Note that when OBIS harvests data, datasets are flattened - i.e., all separate data tables are combined into one. This is the kind of file you will receive when you download data from OBIS. The reason for this is that querying relational databases significantly reduces computational time, as opposed to querying a flat database. Relational databases also facilitate requests for subsets that meet particular criteria - e.g., all data from Norway for one species above a certain depth.

2.4.3.1 How to avoid redundancy

Avoiding redundancy and data duplication within your dataset is built into the OBIS data structure. Utilizing the ENV-DATA approach, which delineates relationships between the core table and extension tables, we can limit the repetition of data.

For example, let us consider the dates of a ship cruise where a series of bottom trawls were taken. The sampling information (e.g., date range, equipment used, etc.) for each species collected in these trawls is the same. Because of this, we know we are dealing with unique sampling events and thus we will use Event core. So, our Event core table will contain all information related to the sampling events (e.g., date, location). Then, information pertaining to each collected species (e.g., abundance, biomass, sampling methods, etc.) will be placed in an extension, the (Extended)MeasurementOrFact table. Here, each measurement for each species and sample will occur on a separate record. These records will be linked to the correct sampling event in the Event core by an identifier - the eventID. If we were to put this data in one file, the fields related to date and location (e.g., eventDate, decimalLongitude, decimalLatitude, etc.) would be repeated for each species.
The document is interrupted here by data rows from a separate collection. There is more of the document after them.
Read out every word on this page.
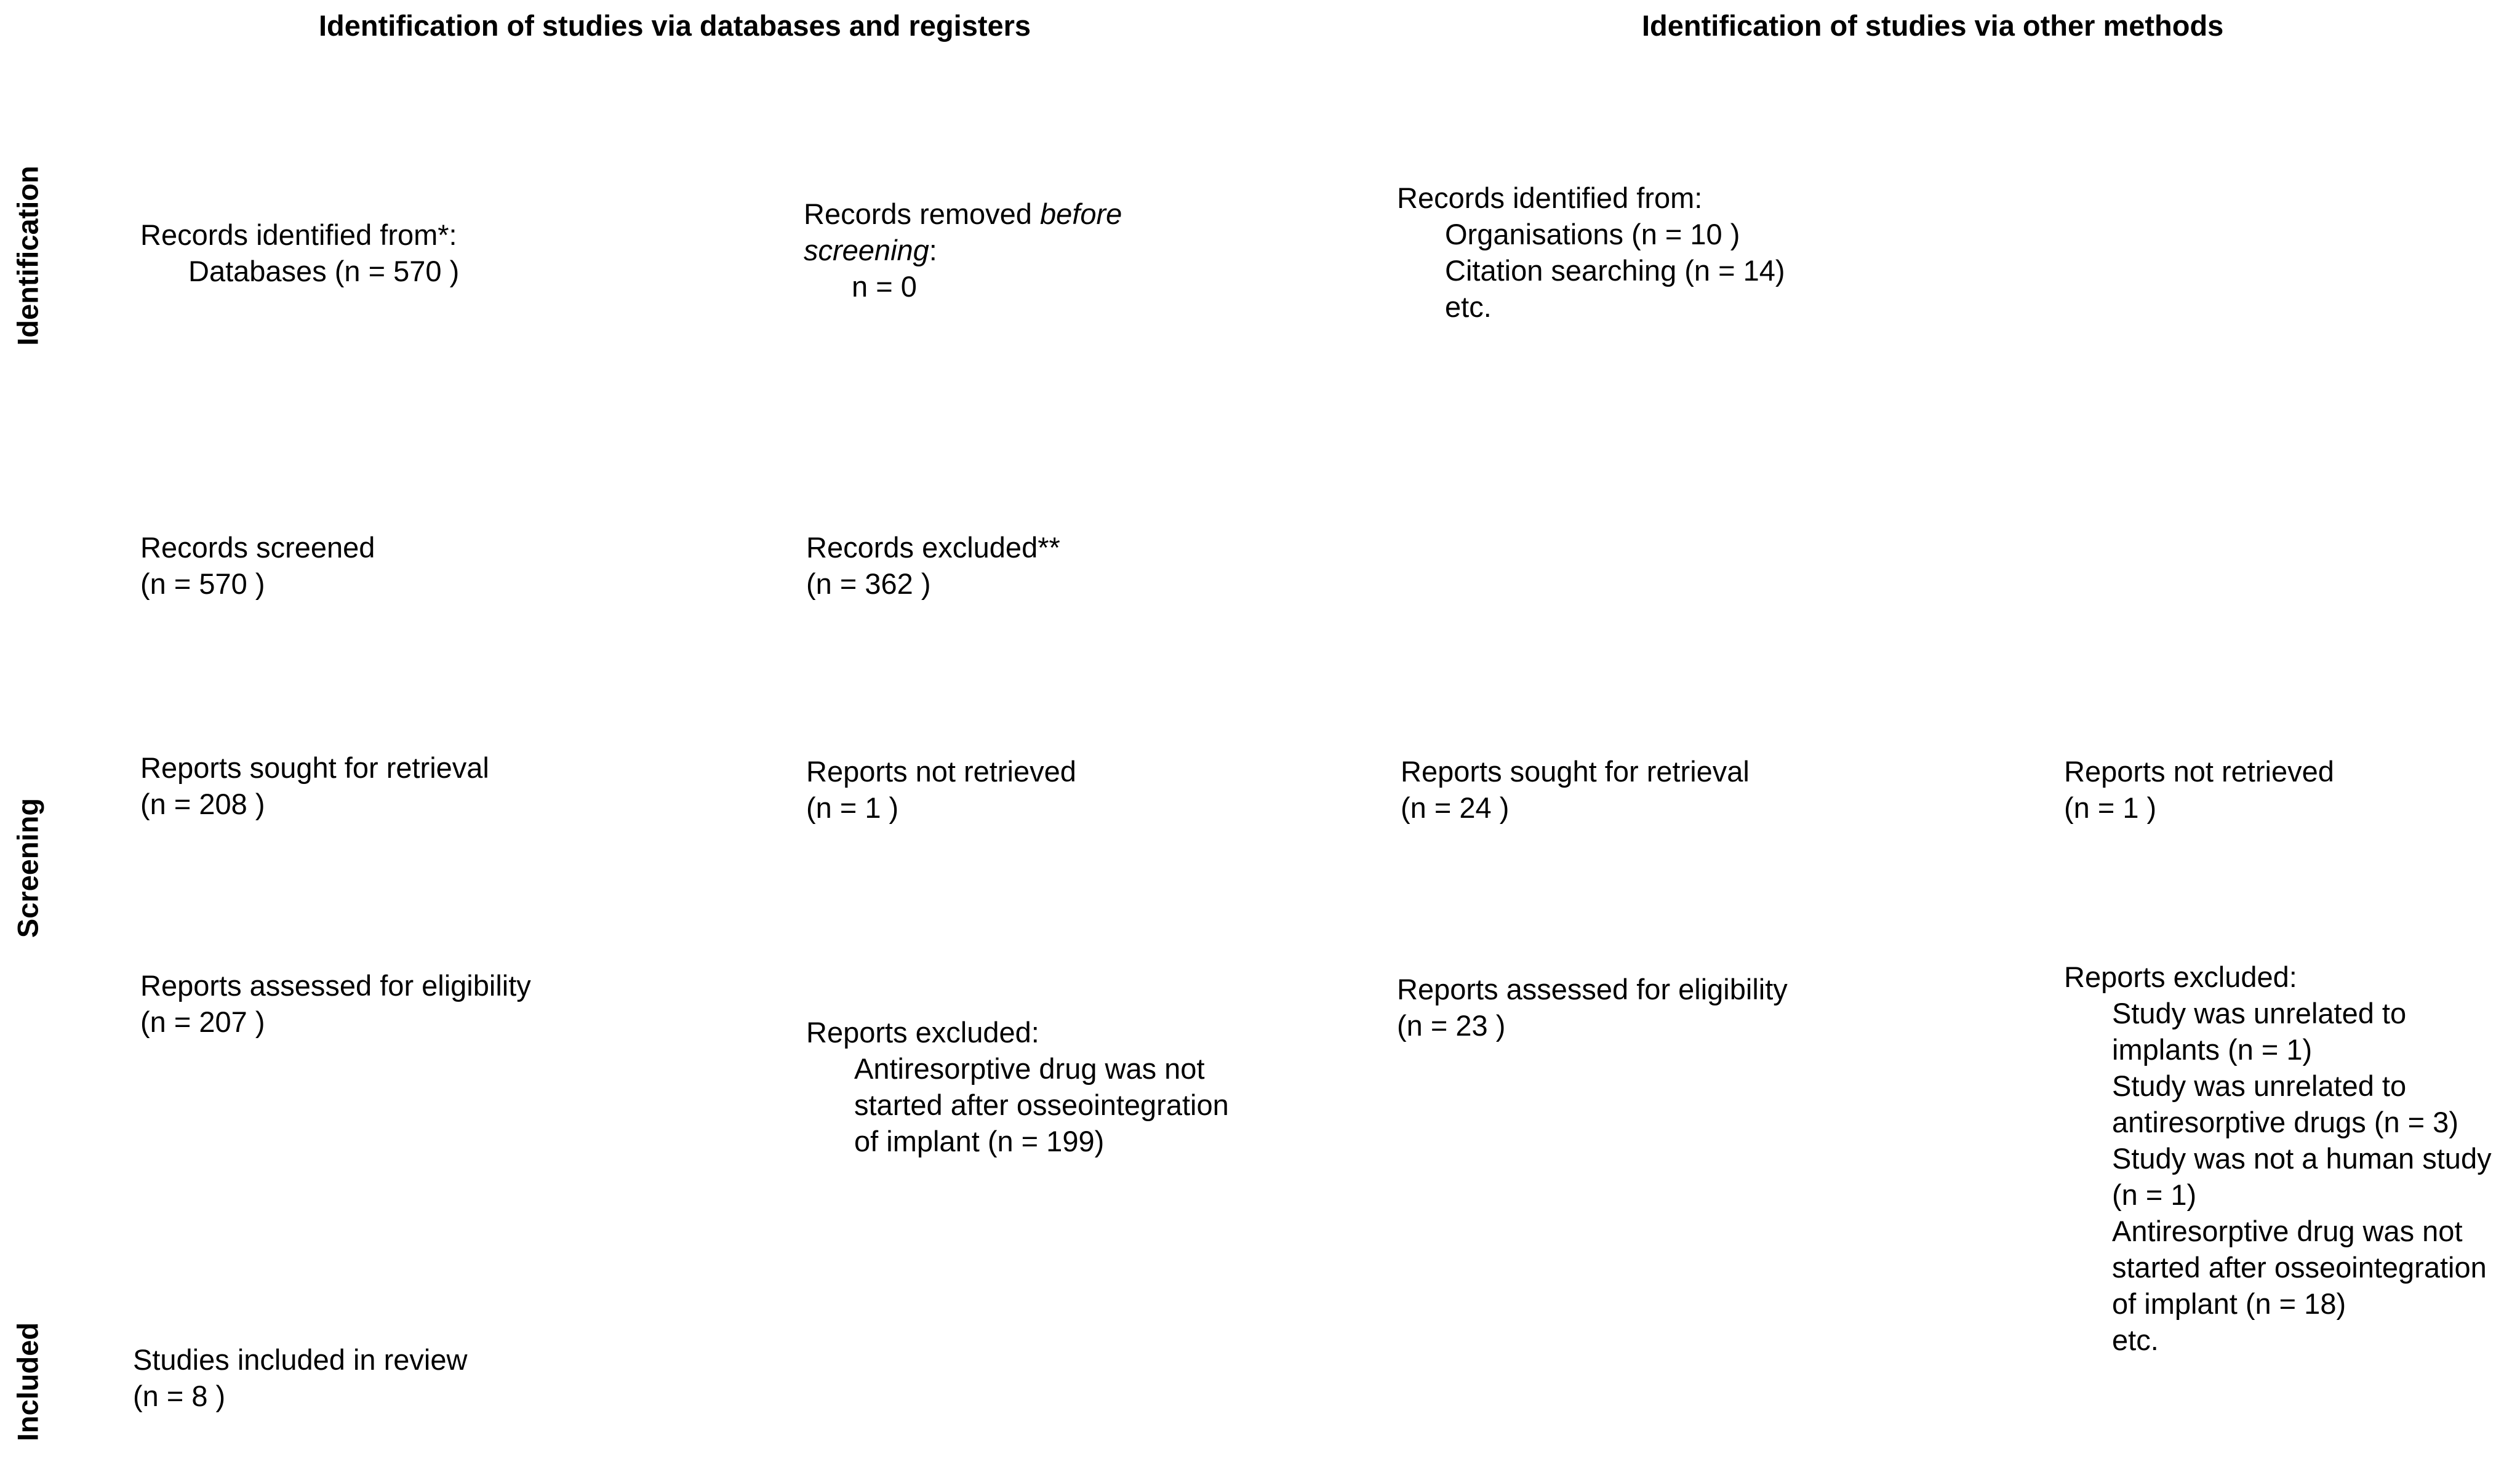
Identification of studies via databases and registers	Identification of studies via other methods
Identification
Screening
Included
Records identified from*:
Databases (n = 570 )
Records removed before
screening:
n = 0
Records identified from:
Organisations (n = 10 )
Citation searching (n = 14)
etc.
Records screened
(n = 570 )
Records excluded**
(n = 362 )
Reports sought for retrieval
(n = 208 )
Reports not retrieved
(n = 1 )
Reports sought for retrieval
(n = 24 )
Reports not retrieved
(n = 1 )
Reports assessed for eligibility
(n = 207 )	Reports excluded:
Antiresorptive drug was not
started after osseointegration
of implant (n = 199)
Reports assessed for eligibility
(n = 23 )
Reports excluded:
Study was unrelated to
implants (n = 1)
Study was unrelated to
antiresorptive drugs (n = 3)
Study was not a human study
(n = 1)
Antiresorptive drug was not
started after osseointegration
of implant (n = 18)
etc.
Studies included in review
(n = 8 )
Let’s consider another example. If you took one temperature measurement from the water column where you took your sample, each species found in that sample would have the same temperature measurement. By linking such measurements to the event instead of each occurrence, we are able to reduce the amount of data being repeated.
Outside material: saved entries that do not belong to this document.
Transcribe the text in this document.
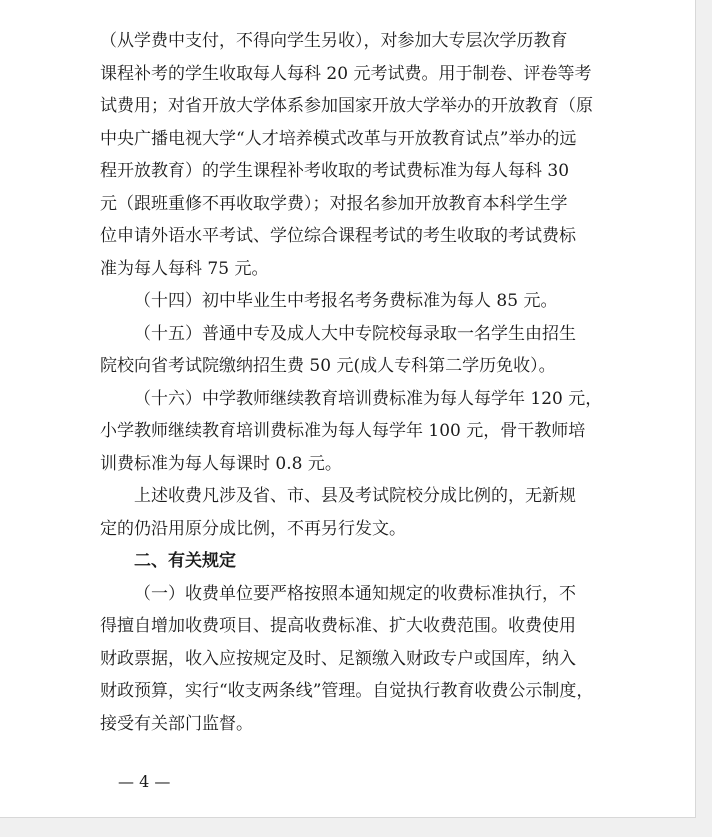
（从学费中支付，不得向学生另收），对参加大专层次学历教育
课程补考的学生收取每人每科 20 元考试费。用于制卷、评卷等考
试费用；对省开放大学体系参加国家开放大学举办的开放教育（原
中央广播电视大学“人才培养模式改革与开放教育试点”举办的远
程开放教育）的学生课程补考收取的考试费标准为每人每科 30
元（跟班重修不再收取学费）；对报名参加开放教育本科学生学
位申请外语水平考试、学位综合课程考试的考生收取的考试费标
准为每人每科 75 元。
（十四）初中毕业生中考报名考务费标准为每人 85 元。
（十五）普通中专及成人大中专院校每录取一名学生由招生
院校向省考试院缴纳招生费 50 元(成人专科第二学历免收）。
（十六）中学教师继续教育培训费标准为每人每学年 120 元，
小学教师继续教育培训费标准为每人每学年 100 元，骨干教师培
训费标准为每人每课时 0.8 元。
上述收费凡涉及省、市、县及考试院校分成比例的，无新规
定的仍沿用原分成比例，不再另行发文。
二、有关规定
（一）收费单位要严格按照本通知规定的收费标准执行，不
得擅自增加收费项目、提高收费标准、扩大收费范围。收费使用
财政票据，收入应按规定及时、足额缴入财政专户或国库，纳入
财政预算，实行“收支两条线”管理。自觉执行教育收费公示制度，
接受有关部门监督。
— 4 —
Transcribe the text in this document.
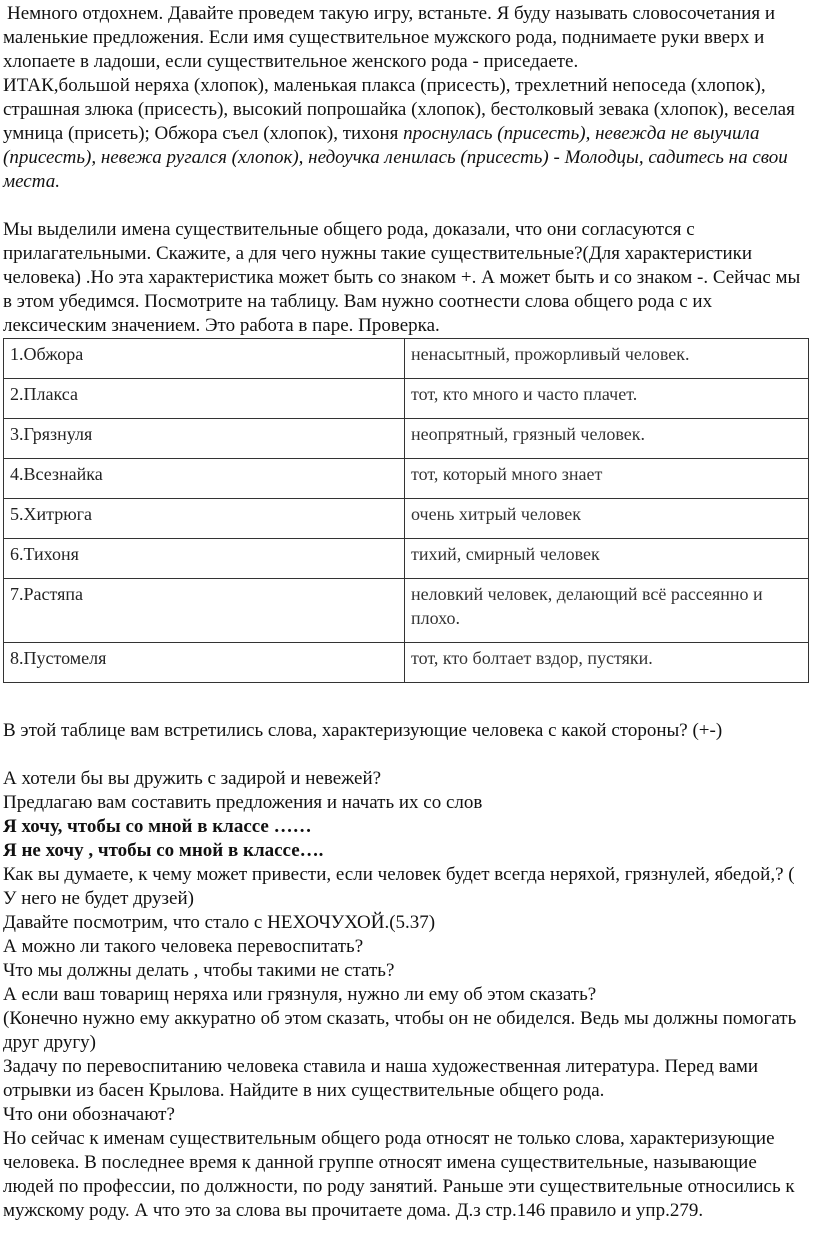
Немного отдохнем. Давайте проведем такую игру, встаньте. Я буду называть словосочетания и маленькие предложения. Если имя существительное мужского рода, поднимаете руки вверх и хлопаете в ладоши, если существительное женского рода - приседаете.

ИТАК,большой неряха (хлопок), маленькая плакса (присесть), трехлетний непоседа (хлопок), страшная злюка (присесть), высокий попрошайка (хлопок), бестолковый зевака (хлопок), веселая умница (присеть); Обжора съел (хлопок), тихоня проснулась (присесть), невежда не выучила (присесть), невежа ругался (хлопок), недоучка ленилась (присесть) - Молодцы, садитесь на свои места.

Мы выделили имена существительные общего рода, доказали, что они согласуются с прилагательными. Скажите, а для чего нужны такие существительные?(Для характеристики человека) .Но эта характеристика может быть со знаком +. А может быть и со знаком -. Сейчас мы в этом убедимся. Посмотрите на таблицу. Вам нужно соотнести слова общего рода с их лексическим значением. Это работа в паре. Проверка.

1.Обжора	ненасытный, прожорливый человек.
2.Плакса	тот, кто много и часто плачет.
3.Грязнуля	неопрятный, грязный человек.
4.Всезнайка	тот, который много знает
5.Хитрюга	очень хитрый человек
6.Тихоня	тихий, смирный человек
7.Растяпа	неловкий человек, делающий всё рассеянно и плохо.
8.Пустомеля	тот, кто болтает вздор, пустяки.

В этой таблице вам встретились слова, характеризующие человека с какой стороны? (+-)

А хотели бы вы дружить с задирой и невежей?

Предлагаю вам составить предложения и начать их со слов

Я хочу, чтобы со мной в классе ……

Я не хочу , чтобы со мной в классе….

Как вы думаете, к чему может привести, если человек будет всегда неряхой, грязнулей, ябедой,? ( У него не будет друзей)

Давайте посмотрим, что стало с НЕХОЧУХОЙ.(5.37)

А можно ли такого человека перевоспитать?

Что мы должны делать , чтобы такими не стать?

А если ваш товарищ неряха или грязнуля, нужно ли ему об этом сказать?

(Конечно нужно ему аккуратно об этом сказать, чтобы он не обиделся. Ведь мы должны помогать друг другу)

Задачу по перевоспитанию человека ставила и наша художественная литература. Перед вами отрывки из басен Крылова. Найдите в них существительные общего рода.

Что они обозначают?

Но сейчас к именам существительным общего рода относят не только слова, характеризующие человека. В последнее время к данной группе относят имена существительные, называющие людей по профессии, по должности, по роду занятий. Раньше эти существительные относились к мужскому роду. А что это за слова вы прочитаете дома. Д.з стр.146 правило и упр.279.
Example of how the sample data is distributed to Core and Extension tables, and how these tables are connected in OBIS
Example of how the sample data is distributed to Core and Extension tables, and how these tables are connected in OBIS

An advantage of structuring data this way is that if any mistakes are made, you only need to correct it once! So you can see that using relational event structures (when applicable) in combination with extension files can really simplify and reduce the number of times data are repeated.

Caveat: However we would like to note that in some cases, data duplication may occur due to the star schema structure. For example, when publishing DNA-derived data, Occurrence core will have to be used, which necessitates the repetition of event data for each occurrence record.